Operation Endgame — the largest international law enforcement action ever aimed at ransomware and cybercrime infrastructure — claimed its latest targets on June 24 as agencies from the Netherlands, Canada, the United States, and Germany, coordinated through Europol and Eurojust, seized 326 servers and 142 domains tied to the Amadey and StealC malware families, recovering nearly 27 million stolen login credentials in the process. The two tools operate in tandem: Amadey is a loader that gains initial access to devices, while StealC — a malware-as-a-service infostealer active since January 2023 — harvests browser passwords, cookies, credit card details, crypto wallet data, and credentials from Telegram, Discord, Outlook, and VPN clients, with researchers from Proofpoint and IBM X-Force exploiting a vulnerability in StealC’s C2 panel to support the disruption. Microsoft’s Digital Crimes Unit used RICO statutes to sue multiple alleged operators and affiliates simultaneously — treating the two separate malware families as a single criminal conspiracy after AI-assisted analysis revealed they shared infrastructure — and has severed criminal control of more than 18,000 victim computers; over €41 million (approximately $47 million) in related crypto assets have been identified and frozen.
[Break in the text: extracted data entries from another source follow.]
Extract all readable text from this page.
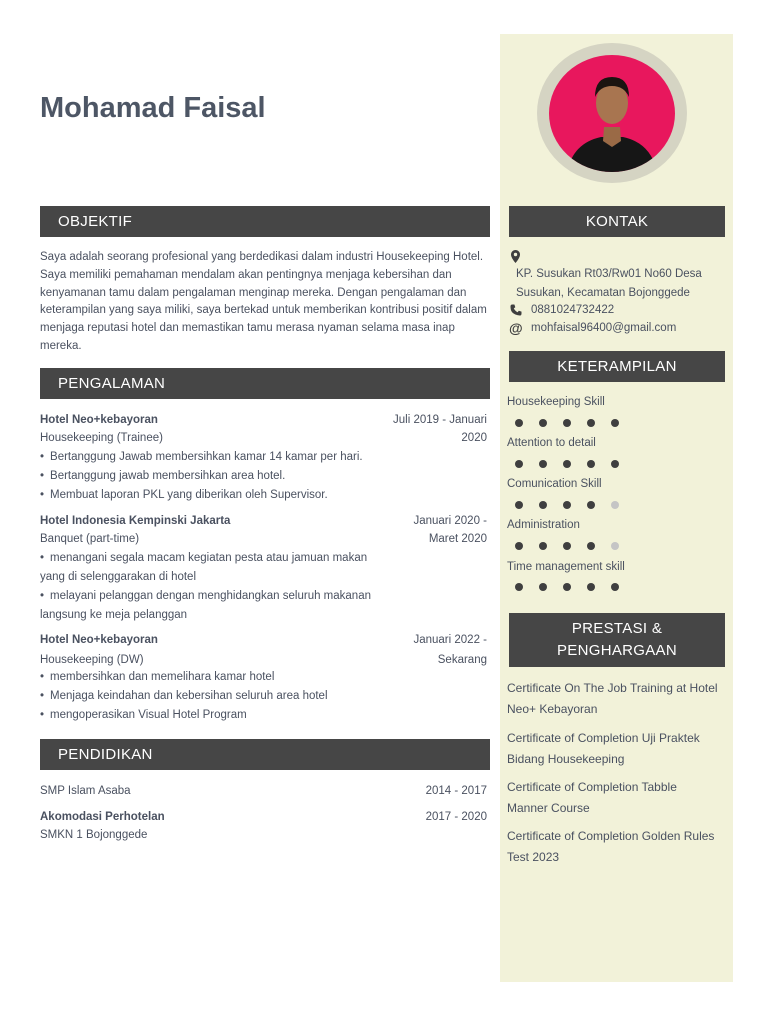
Mohamad Faisal
OBJEKTIF

Saya adalah seorang profesional yang berdedikasi dalam industri Housekeeping Hotel. Saya memiliki pemahaman mendalam akan pentingnya menjaga kebersihan dan kenyamanan tamu dalam pengalaman menginap mereka. Dengan pengalaman dan keterampilan yang saya miliki, saya bertekad untuk memberikan kontribusi positif dalam menjaga reputasi hotel dan memastikan tamu merasa nyaman selama masa inap mereka.

PENGALAMAN
Hotel Neo+kebayoran	Juli 2019 - Januari
Housekeeping (Trainee)	2020
• Bertanggung Jawab membersihkan kamar 14 kamar per hari.
• Bertanggung jawab membersihkan area hotel.
• Membuat laporan PKL yang diberikan oleh Supervisor.
Hotel Indonesia Kempinski Jakarta	Januari 2020 -
Banquet (part-time)	Maret 2020
• menangani segala macam kegiatan pesta atau jamuan makan
yang di selenggarakan di hotel
• melayani pelanggan dengan menghidangkan seluruh makanan
langsung ke meja pelanggan
Hotel Neo+kebayoran	Januari 2022 -
Housekeeping (DW)	Sekarang
• membersihkan dan memelihara kamar hotel
• Menjaga keindahan dan kebersihan seluruh area hotel
• mengoperasikan Visual Hotel Program
PENDIDIKAN
SMP Islam Asaba	2014 - 2017
Akomodasi Perhotelan	2017 - 2020
SMKN 1 Bojonggede
KONTAK
KP. Susukan Rt03/Rw01 No60 Desa
Susukan, Kecamatan Bojonggede
0881024732422
@ mohfaisal96400@gmail.com
KETERAMPILAN
Housekeeping Skill
Attention to detail
Comunication Skill
Administration
Time management skill
PRESTASI &
PENGHARGAAN

Certificate On The Job Training at Hotel
Neo+ Kebayoran

Certificate of Completion Uji Praktek
Bidang Housekeeping

Certificate of Completion Tabble
Manner Course

Certificate of Completion Golden Rules
Test 2023
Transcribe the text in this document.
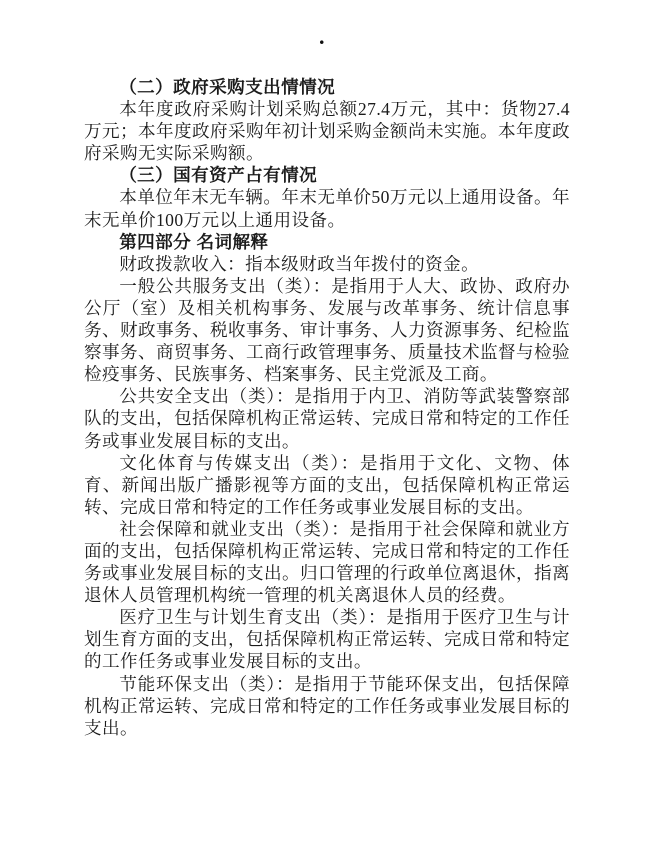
.

（二）政府采购支出情情况

本年度政府采购计划采购总额27.4万元，其中：货物27.4万元；本年度政府采购年初计划采购金额尚未实施。本年度政府采购无实际采购额。

（三）国有资产占有情况

本单位年末无车辆。年末无单价50万元以上通用设备。年末无单价100万元以上通用设备。

第四部分 名词解释

财政拨款收入：指本级财政当年拨付的资金。

一般公共服务支出（类）：是指用于人大、政协、政府办公厅（室）及相关机构事务、发展与改革事务、统计信息事务、财政事务、税收事务、审计事务、人力资源事务、纪检监察事务、商贸事务、工商行政管理事务、质量技术监督与检验检疫事务、民族事务、档案事务、民主党派及工商。

公共安全支出（类）：是指用于内卫、消防等武装警察部队的支出，包括保障机构正常运转、完成日常和特定的工作任务或事业发展目标的支出。

文化体育与传媒支出（类）：是指用于文化、文物、体育、新闻出版广播影视等方面的支出，包括保障机构正常运转、完成日常和特定的工作任务或事业发展目标的支出。

社会保障和就业支出（类）：是指用于社会保障和就业方面的支出，包括保障机构正常运转、完成日常和特定的工作任务或事业发展目标的支出。归口管理的行政单位离退休，指离退休人员管理机构统一管理的机关离退休人员的经费。

医疗卫生与计划生育支出（类）：是指用于医疗卫生与计划生育方面的支出，包括保障机构正常运转、完成日常和特定的工作任务或事业发展目标的支出。

节能环保支出（类）：是指用于节能环保支出，包括保障机构正常运转、完成日常和特定的工作任务或事业发展目标的支出。
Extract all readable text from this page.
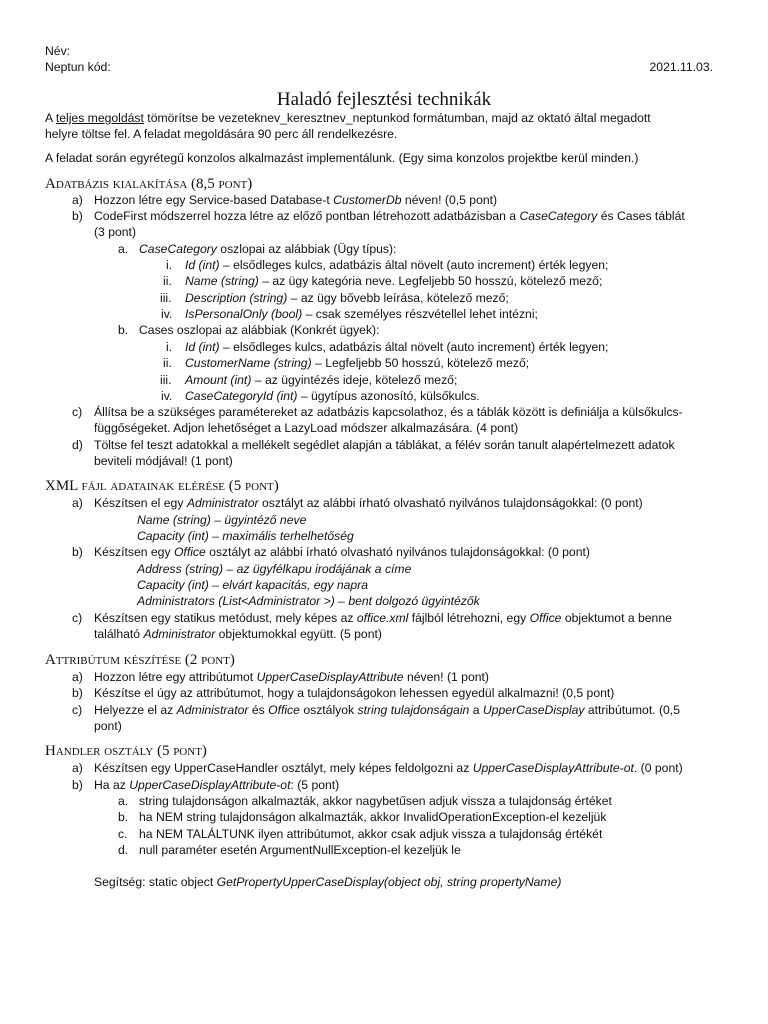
Név:
Neptun kód:	2021.11.03.
Haladó fejlesztési technikák
A teljes megoldást tömörítse be vezeteknev_keresztnev_neptunkod formátumban, majd az oktató által megadott
helyre töltse fel. A feladat megoldására 90 perc áll rendelkezésre.
A feladat során egyrétegű konzolos alkalmazást implementálunk. (Egy sima konzolos projektbe kerül minden.)
Adatbázis kialakítása (8,5 pont)
a) Hozzon létre egy Service-based Database-t CustomerDb néven! (0,5 pont)
b) CodeFirst módszerrel hozza létre az előző pontban létrehozott adatbázisban a CaseCategory és Cases táblát
(3 pont)
a. CaseCategory oszlopai az alábbiak (Ügy típus):
i. Id (int) – elsődleges kulcs, adatbázis által növelt (auto increment) érték legyen;
ii. Name (string) – az ügy kategória neve. Legfeljebb 50 hosszú, kötelező mező;
iii. Description (string) – az ügy bővebb leírása, kötelező mező;
iv. IsPersonalOnly (bool) – csak személyes részvétellel lehet intézni;
b. Cases oszlopai az alábbiak (Konkrét ügyek):
i. Id (int) – elsődleges kulcs, adatbázis által növelt (auto increment) érték legyen;
ii. CustomerName (string) – Legfeljebb 50 hosszú, kötelező mező;
iii. Amount (int) – az ügyintézés ideje, kötelező mező;
iv. CaseCategoryId (int) – ügytípus azonosító, külsőkulcs.
c) Állítsa be a szükséges paramétereket az adatbázis kapcsolathoz, és a táblák között is definiálja a külsőkulcs-
függőségeket. Adjon lehetőséget a LazyLoad módszer alkalmazására. (4 pont)
d) Töltse fel teszt adatokkal a mellékelt segédlet alapján a táblákat, a félév során tanult alapértelmezett adatok
beviteli módjával! (1 pont)
XML fájl adatainak elérése (5 pont)
a) Készítsen el egy Administrator osztályt az alábbi írható olvasható nyilvános tulajdonságokkal: (0 pont)
Name (string) – ügyintéző neve
Capacity (int) – maximális terhelhetőség
b) Készítsen egy Office osztályt az alábbi írható olvasható nyilvános tulajdonságokkal: (0 pont)
Address (string) – az ügyfélkapu irodájának a címe
Capacity (int) – elvárt kapacitás, egy napra
Administrators (List<Administrator >) – bent dolgozó ügyintézők
c) Készítsen egy statikus metódust, mely képes az office.xml fájlból létrehozni, egy Office objektumot a benne
található Administrator objektumokkal együtt. (5 pont)
Attribútum készítése (2 pont)
a) Hozzon létre egy attribútumot UpperCaseDisplayAttribute néven! (1 pont)
b) Készítse el úgy az attribútumot, hogy a tulajdonságokon lehessen egyedül alkalmazni! (0,5 pont)
c) Helyezze el az Administrator és Office osztályok string tulajdonságain a UpperCaseDisplay attribútumot. (0,5
pont)
Handler osztály (5 pont)
a) Készítsen egy UpperCaseHandler osztályt, mely képes feldolgozni az UpperCaseDisplayAttribute-ot. (0 pont)
b) Ha az UpperCaseDisplayAttribute-ot: (5 pont)
a. string tulajdonságon alkalmazták, akkor nagybetűsen adjuk vissza a tulajdonság értéket
b. ha NEM string tulajdonságon alkalmazták, akkor InvalidOperationException-el kezeljük
c. ha NEM TALÁLTUNK ilyen attribútumot, akkor csak adjuk vissza a tulajdonság értékét
d. null paraméter esetén ArgumentNullException-el kezeljük le
Segítség: static object GetPropertyUpperCaseDisplay(object obj, string propertyName)
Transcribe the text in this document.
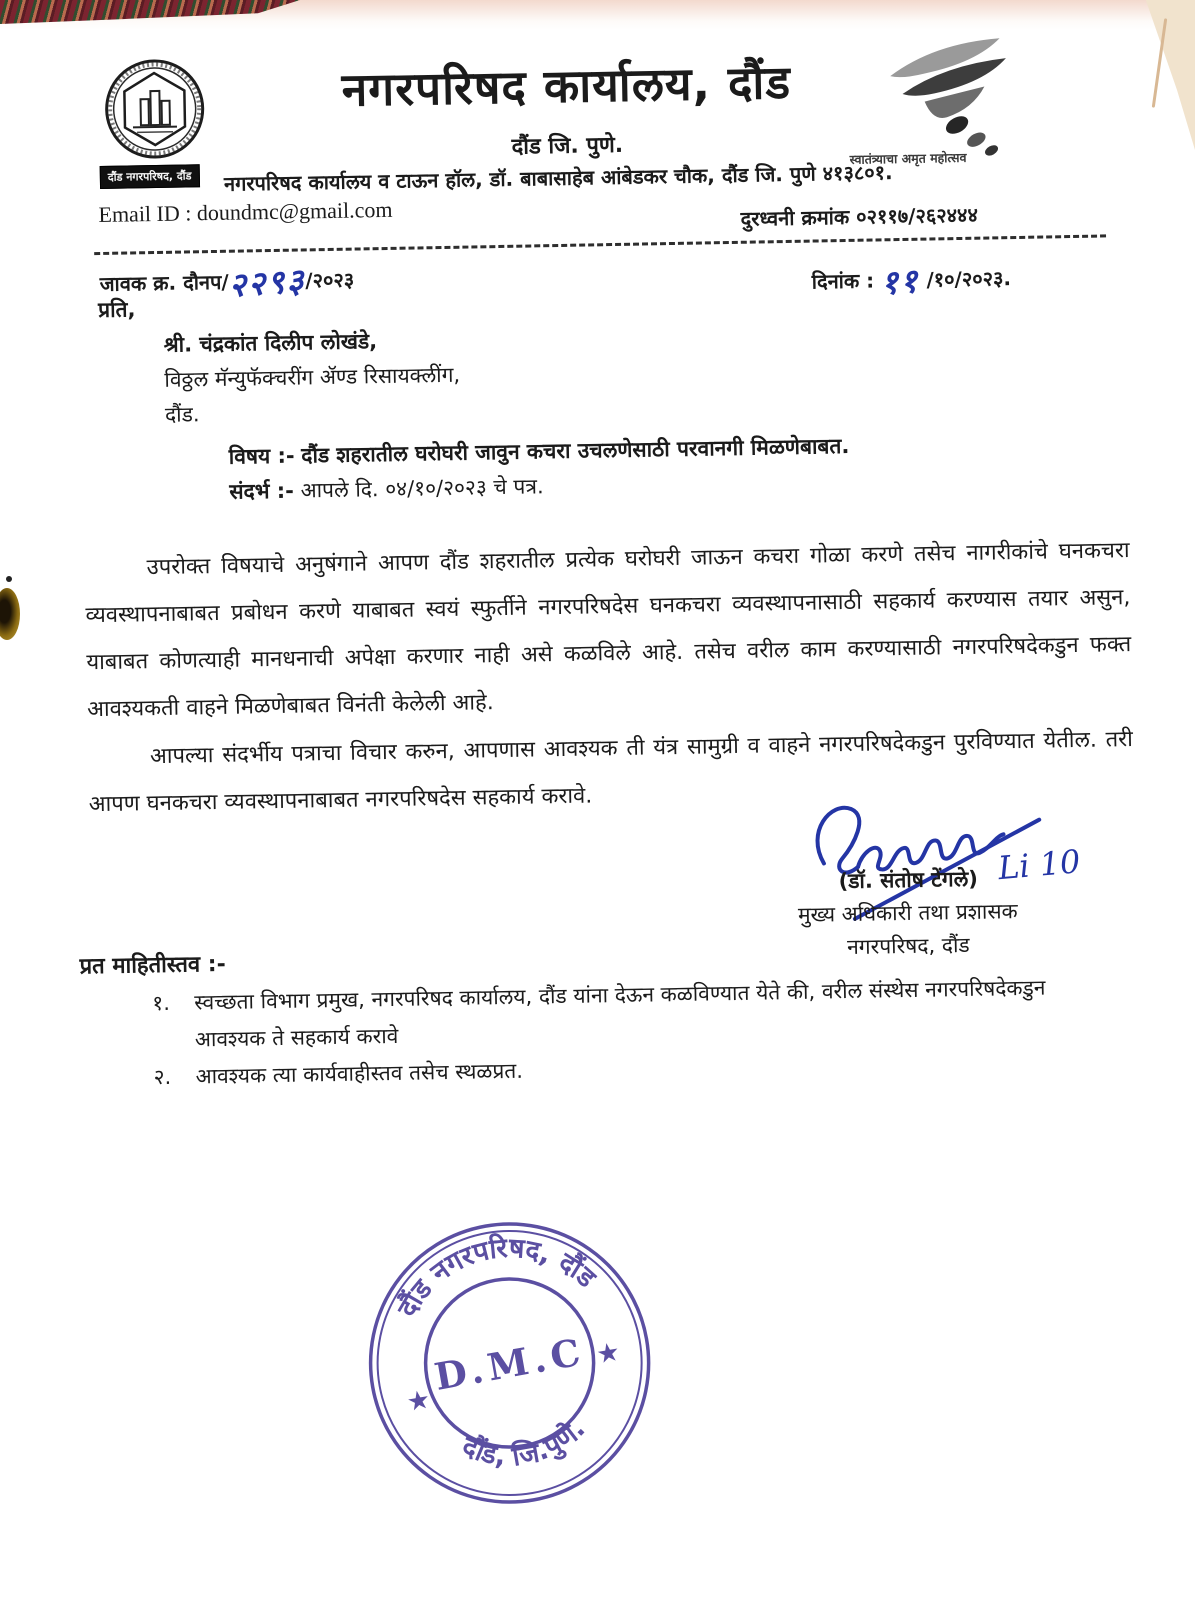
दौंड नगरपरिषद, दौंड
नगरपरिषद कार्यालय, दौंड
दौंड जि. पुणे.	स्वातंत्र्याचा अमृत महोत्सव
नगरपरिषद कार्यालय व टाऊन हॉल, डॉ. बाबासाहेब आंबेडकर चौक, दौंड जि. पुणे ४१३८०१.
Email ID : doundmc@gmail.com	दुरध्वनी क्रमांक ०२११७/२६२४४४
जावक क्र. दौनप/२२९३/२०२३	दिनांक : ११ /१०/२०२३.
प्रति,
श्री. चंद्रकांत दिलीप लोखंडे,
विठ्ठल मॅन्युफॅक्चरींग ॲण्ड रिसायक्लींग,
दौंड.
विषय :- दौंड शहरातील घरोघरी जावुन कचरा उचलणेसाठी परवानगी मिळणेबाबत.
संदर्भ :- आपले दि. ०४/१०/२०२३ चे पत्र.
उपरोक्त विषयाचे अनुषंगाने आपण दौंड शहरातील प्रत्येक घरोघरी जाऊन कचरा गोळा करणे तसेच नागरीकांचे घनकचरा व्यवस्थापनाबाबत प्रबोधन करणे याबाबत स्वयं स्फुर्तीने नगरपरिषदेस घनकचरा व्यवस्थापनासाठी सहकार्य करण्यास तयार असुन, याबाबत कोणत्याही मानधनाची अपेक्षा करणार नाही असे कळविले आहे. तसेच वरील काम करण्यासाठी नगरपरिषदेकडुन फक्त आवश्यकती वाहने मिळणेबाबत विनंती केलेली आहे.
आपल्या संदर्भीय पत्राचा विचार करुन, आपणास आवश्यक ती यंत्र सामुग्री व वाहने नगरपरिषदेकडुन पुरविण्यात येतील. तरी आपण घनकचरा व्यवस्थापनाबाबत नगरपरिषदेस सहकार्य करावे.
Li 10
(डॉ. संतोष टेंगले)
मुख्य अधिकारी तथा प्रशासक
नगरपरिषद, दौंड
प्रत माहितीस्तव :-
१.	स्वच्छता विभाग प्रमुख, नगरपरिषद कार्यालय, दौंड यांना देऊन कळविण्यात येते की, वरील संस्थेस नगरपरिषदेकडुन आवश्यक ते सहकार्य करावे
२.	आवश्यक त्या कार्यवाहीस्तव तसेच स्थळप्रत.
दौंड नगरपरिषद, दौंड
दौंड, जि.पुणे.
★
★
D.M.C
Russia’s Gamaredon APT Adopts Cloud Storage, Cloudflare Tunnels to Conceal C2 Infrastructure
ESET tracked 35 Gamaredon spear-phishing campaigns against Ukrainian government and military targets across 2025, finding the FSB-linked group spent the first half of the year quietly rebuilding its toolset — developing five new PowerShell downloaders — before using the upgraded arsenal to run significantly larger attacks in the second half, including joint operations with fellow Russian APT Turla that used Gamaredon’s loaders to deliver Turla’s heavier Kazuar exploitation framework. A new tool called PteroPaste continuously monitors compromised systems for connected USB drives and covertly copies a disguised malicious loader onto them — naming the file after a randomly selected Word document from the infected machine to evade casual inspection — while updated variants of Gamaredon’s primary stealers now exfiltrate stolen files directly to Amazon S3 and Dropbox rather than attacker-controlled servers. To hide its command-and-control infrastructure, the group is now combining two techniques simultaneously: using Microsoft and Cloudflare tunneling services to route traffic through legitimate domains, and pointing its malware to public dead-drop sites to retrieve its real C2 addresses, making network-based detection and blocklisting significantly more difficult.